佐藤氏は、DXへの意欲を持つ総務、IT、経営企画の方々にこのようなアドバイスを送る。

「まず、わからないことがあったら遠慮なく私達にご連絡いただきたいです。当社の営業スタイルは、積極的な販売ではありません。ある製品をご希望のお客様にも『少しお待ちください』と申し上げて、そもそもなぜ必要なのか、背景から丁寧に紐解きます。私達が積極的に話すというより、8割はお客様のお話しを聴くスタンスです。
HPの強みは、PC、プリンターなどのハードウェアからシステム・ソフトウェアまで、多様なソリューションを持つこと。そして、様々なお客様との取引を通じてDXに精通している点です。さらに、グローバル展開されている外資のお客様でしたら、海外本社やその他海外拠点の事情にも精通していることもあります。
当社が持つ様々なアセットを駆使して、お客様の Best of Breed を提供する。

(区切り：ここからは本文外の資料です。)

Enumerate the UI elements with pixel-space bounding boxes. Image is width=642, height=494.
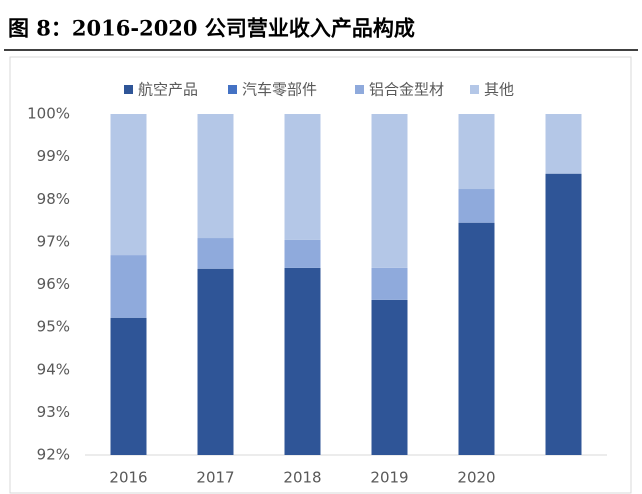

HPなら、これが可能です」

印刷環境をはじめ、企業システムを担うパートナーとは長期的契約を締結することがほとんどだ。だからこそ、企業の根本的な問題にともに向き合い、DXを進められるパートナーを選定すべきである。

長期的な関係を築き、サポートできるパートナーを探す。これもまたサステナブルな企業活動のひとつであろう。